Ecobiz.asia – Asosiasi Penambang Nikel Indonesia (APNI) mendesak pemerintah segera mengendalikan produksi dan menerapkan standar lingkungan, sosial, dan tata kelola (ESG) nasional guna mencegah krisis berkepanjangan di industri nikel.
Oversupply yang menekan harga global dinilai mengancam kelangsungan usaha pelaku industri hulu.
Sekretaris Jenderal APNI, Meidy Katrin Lengkey, menegaskan saat ini lebih dari 50% pasokan nikel dunia berasal dari Indonesia, namun permintaan global belum mampu menyerap lonjakan produksi.
“Kita tidak bisa hanya fokus menambah kapasitas tanpa memperhatikan permintaan. Ini saatnya pemerintah melakukan kontrol produksi dan menyesuaikan arah hilirisasi,” ujarnya, Kamis (31/7/2025).
Data FERROALOY menunjukkan produksi Nickel Pig Iron (NPI) Indonesia terus meningkat, sementara Feronikel (FENI) masih kecil porsinya, mencerminkan strategi ekspansi berbasis volume tanpa mempertimbangkan daya serap pasar.
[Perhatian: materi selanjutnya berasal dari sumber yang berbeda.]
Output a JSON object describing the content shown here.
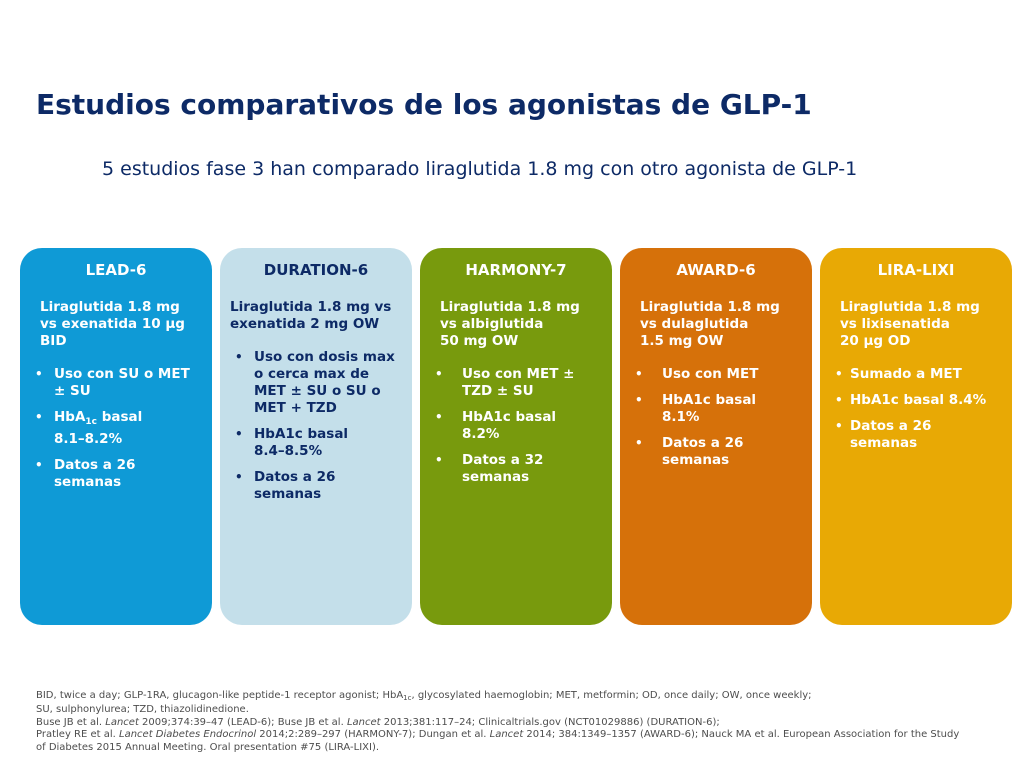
{
  "title": "Estudios comparativos de los agonistas de GLP-1",
  "subtitle": "5 estudios fase 3 han comparado liraglutida 1.8 mg con otro agonista de GLP-1",
  "colors": {
    "title": "#0d2a66",
    "lead6": "#0f9ad6",
    "duration6": "#c4dfea",
    "harmony7": "#789a0d",
    "award6": "#d6710a",
    "liralixi": "#e8a905"
  },
  "studies": [
    {
      "name": "LEAD-6",
      "intro": [
        "Liraglutida 1.8 mg",
        "vs exenatida 10 µg",
        "BID"
      ],
      "bullets": [
        [
          "Uso con SU o MET",
          "± SU"
        ],
        [
          "HbA1c basal",
          "8.1–8.2%"
        ],
        [
          "Datos a 26",
          "semanas"
        ]
      ]
    },
    {
      "name": "DURATION-6",
      "intro": [
        "Liraglutida 1.8 mg vs",
        "exenatida 2 mg OW"
      ],
      "bullets": [
        [
          "Uso con dosis max",
          "o cerca max de",
          "MET ± SU o SU o",
          "MET + TZD"
        ],
        [
          "HbA1c basal",
          "8.4–8.5%"
        ],
        [
          "Datos a 26",
          "semanas"
        ]
      ]
    },
    {
      "name": "HARMONY-7",
      "intro": [
        "Liraglutida 1.8 mg",
        "vs albiglutida",
        "50 mg OW"
      ],
      "bullets": [
        [
          "Uso con MET ±",
          "TZD ± SU"
        ],
        [
          "HbA1c basal",
          "8.2%"
        ],
        [
          "Datos a 32",
          "semanas"
        ]
      ]
    },
    {
      "name": "AWARD-6",
      "intro": [
        "Liraglutida 1.8 mg",
        "vs dulaglutida",
        "1.5 mg OW"
      ],
      "bullets": [
        [
          "Uso con MET"
        ],
        [
          "HbA1c basal",
          "8.1%"
        ],
        [
          "Datos a 26",
          "semanas"
        ]
      ]
    },
    {
      "name": "LIRA-LIXI",
      "intro": [
        "Liraglutida 1.8 mg",
        "vs lixisenatida",
        "20 µg OD"
      ],
      "bullets": [
        [
          "Sumado a MET"
        ],
        [
          "HbA1c basal 8.4%"
        ],
        [
          "Datos a 26",
          "semanas"
        ]
      ]
    }
  ],
  "footnotes": {
    "abbr_1a": "BID, twice a day; GLP-1RA, glucagon-like peptide-1 receptor agonist; HbA",
    "abbr_1sub": "1c",
    "abbr_1b": ", glycosylated haemoglobin; MET, metformin; OD, once daily; OW, once weekly;",
    "abbr_2": "SU, sulphonylurea; TZD, thiazolidinedione.",
    "ref_1a": "Buse JB et al. ",
    "ref_1_journal1": "Lancet",
    "ref_1b": " 2009;374:39–47 (LEAD-6); Buse JB et al. ",
    "ref_1_journal2": "Lancet",
    "ref_1c": " 2013;381:117–24; Clinicaltrials.gov (NCT01029886) (DURATION-6);",
    "ref_2a": "Pratley RE et al. ",
    "ref_2_journal1": "Lancet Diabetes Endocrinol",
    "ref_2b": " 2014;2:289–297 (HARMONY-7); Dungan et al. ",
    "ref_2_journal2": "Lancet",
    "ref_2c": " 2014; 384:1349–1357 (AWARD-6); Nauck MA et al. European Association for the Study",
    "ref_3": "of Diabetes 2015 Annual Meeting. Oral presentation #75 (LIRA-LIXI)."
  }
}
APNI juga menyoroti tekanan ESG dari negara tujuan ekspor yang menuntut transparansi lingkungan dan sosial. Menurut Meidy, penerapan standar ESG nasional penting untuk menjaga akses pasar dan daya saing global.
APNI merekomendasikan moratorium pembangunan smelter baru hingga tercapai keseimbangan pasokan, peninjauan ulang kebijakan Rencana Kerja dan Anggaran Biaya (RKAB) menjadi tiga tahun, serta penyusunan ulang harga patokan (HPM) agar mencerminkan biaya riil.
APNI juga mendorong penyusunan peta jalan hilirisasi berbasis permintaan global, diversifikasi pasar ekspor, serta skema insentif untuk proyek berkualitas tinggi.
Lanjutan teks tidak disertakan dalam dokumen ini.